(Reuters) - Europe's biggest hotel group Accor ACCP.PA plans to cut 1,000 jobs as part of a 200 million euro (180.57 million pounds) per year cost saving plan to mitigate the impact of the coronavirus crisis.
Accor, which runs high-end chains such as Raffles and Sofitel as well as budget brands such as Ibis, said on Tuesday it will reduce its costs by 17% compared with 2019 after lockdown measures and border closures to tackle the COVID-19 pandemic dented its business.
It will have to spend around 300 million euros to implement this plan, CFO Jean-Jacques Morin said after Accor reported that it swung to a 227 million euro first-half loss before interest, tax, depreciation and amortisation compared to EBITDA of 375 million euros in the year-earlier period.
“It is difficult to implement cost saving measures in our industry without it having an effect on staff,” Morin added.

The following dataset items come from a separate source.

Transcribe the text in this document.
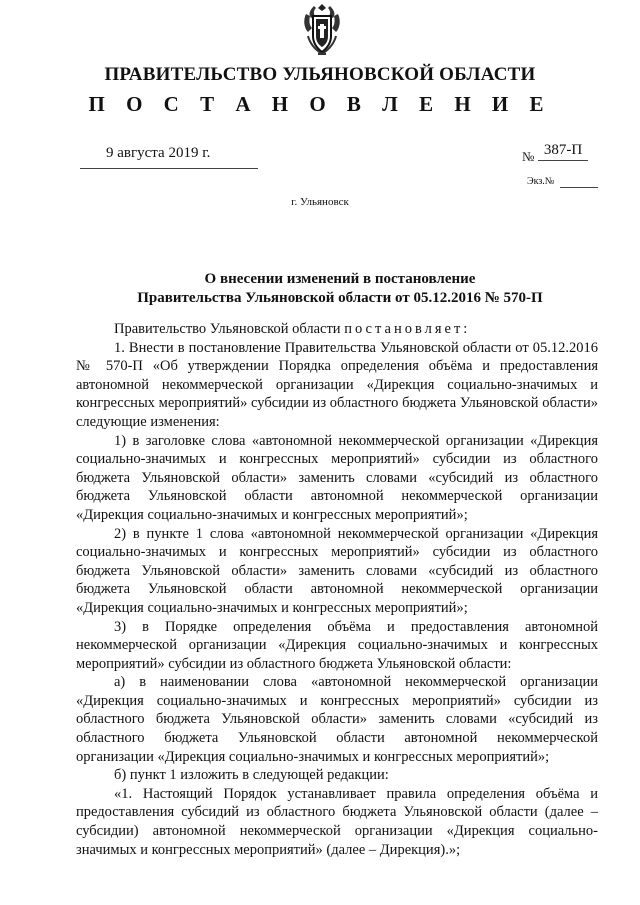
ПРАВИТЕЛЬСТВО УЛЬЯНОВСКОЙ ОБЛАСТИ
П О С Т А Н О В Л Е Н И Е
9 августа 2019 г.	№ 387-П
Экз.№
г. Ульяновск
О внесении изменений в постановление
Правительства Ульяновской области от 05.12.2016 № 570-П

Правительство Ульяновской области постановляет:

1. Внести в постановление Правительства Ульяновской области от 05.12.2016 № 570-П «Об утверждении Порядка определения объёма и предоставления автономной некоммерческой организации «Дирекция социально-значимых и конгрессных мероприятий» субсидии из областного бюджета Ульяновской области» следующие изменения:

1) в заголовке слова «автономной некоммерческой организации «Дирекция социально-значимых и конгрессных мероприятий» субсидии из областного бюджета Ульяновской области» заменить словами «субсидий из областного бюджета Ульяновской области автономной некоммерческой организации «Дирекция социально-значимых и конгрессных мероприятий»;

2) в пункте 1 слова «автономной некоммерческой организации «Дирекция социально-значимых и конгрессных мероприятий» субсидии из областного бюджета Ульяновской области» заменить словами «субсидий из областного бюджета Ульяновской области автономной некоммерческой организации «Дирекция социально-значимых и конгрессных мероприятий»;

3) в Порядке определения объёма и предоставления автономной некоммерческой организации «Дирекция социально-значимых и конгрессных мероприятий» субсидии из областного бюджета Ульяновской области:

а) в наименовании слова «автономной некоммерческой организации «Дирекция социально-значимых и конгрессных мероприятий» субсидии из областного бюджета Ульяновской области» заменить словами «субсидий из областного бюджета Ульяновской области автономной некоммерческой организации «Дирекция социально-значимых и конгрессных мероприятий»;

б) пункт 1 изложить в следующей редакции:

«1. Настоящий Порядок устанавливает правила определения объёма и предоставления субсидий из областного бюджета Ульяновской области (далее – субсидии) автономной некоммерческой организации «Дирекция социально-значимых и конгрессных мероприятий» (далее – Дирекция).»;
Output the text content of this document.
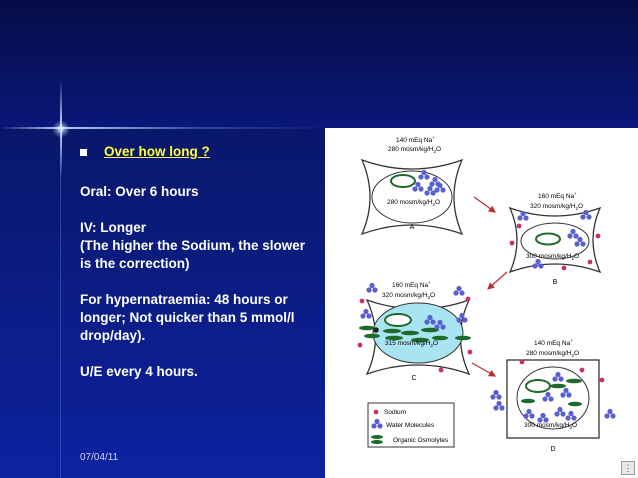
Over how long ?
Oral: Over 6 hours
IV: Longer
(The higher the Sodium, the slower
is the correction)
For hypernatraemia: 48 hours or
longer; Not quicker than 5 mmol/l
drop/day).
U/E every 4 hours.
07/04/11
140 mEq Na+
280 mosm/$kg/H_2O$
280 mosm/$kg/H_2O$
A
160 mEq Na+
320 mosm/$kg/H_2O$
300 mosm/$kg/H_2O$
B
160 mEq Na+
320 mosm/$kg/H_2O$
315 mosm/$kg/H_2O$
C
140 mEq Na+
280 mosm/$kg/H_2O$
300 mosm/$kg/H_2O$
D
Sodium
Water Molecules
Organic Osmolytes
⋮
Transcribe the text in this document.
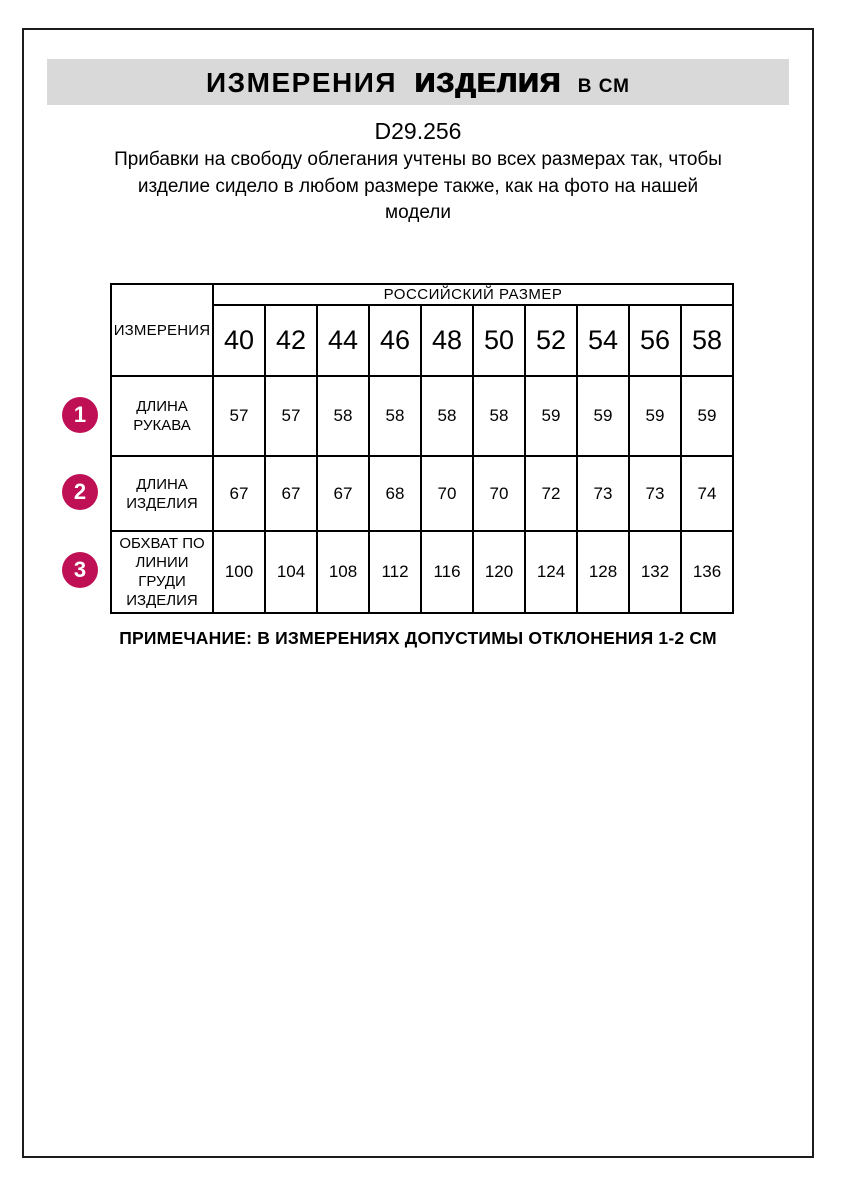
ИЗМЕРЕНИЯ ИЗДЕЛИЯ В СМ
D29.256
Прибавки на свободу облегания учтены во всех размерах так, чтобы
изделие сидело в любом размере также, как на фото на нашей
модели
1
2
3
ИЗМЕРЕНИЯ	РОССИЙСКИЙ РАЗМЕР									
	40	42	44	46	48	50	52	54	56	58
ДЛИНА РУКАВА	57	57	58	58	58	58	59	59	59	59
ДЛИНА ИЗДЕЛИЯ	67	67	67	68	70	70	72	73	73	74
ОБХВАТ ПО ЛИНИИ ГРУДИ ИЗДЕЛИЯ	100	104	108	112	116	120	124	128	132	136
ПРИМЕЧАНИЕ: В ИЗМЕРЕНИЯХ ДОПУСТИМЫ ОТКЛОНЕНИЯ 1-2 СМ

Accor, which operates more than 5,000 hotels in 111 countries, could not yet specify where the job cuts would be, he said. He said the company employs 18,000 people at headquarter level.
Global tourism revenues are expected to fall by up to $3.3 trillion due to coronavirus restrictions, a U.N. study forecasts, based on the most pessimistic scenario for the industry, with lockdown measures lasting 12 months.
However, Accor said that 81% of its hotels were now open and that it had a solid liquidity position of more than 4 billion euros at the end of June.
In an interview with the Financial Times, Accor chief Executive Sebastien Bazin said Accor is closing in on a deal to take over the contracts of about 100 Travelodge hotels, which would involve Accor taking a 10% stake in a new special purpose vehicle that would be majority-owned by the Travelodge landlords.
“Accor is in a good position to take advantage of distressed assets as a result of coronavirus”, he told the paper.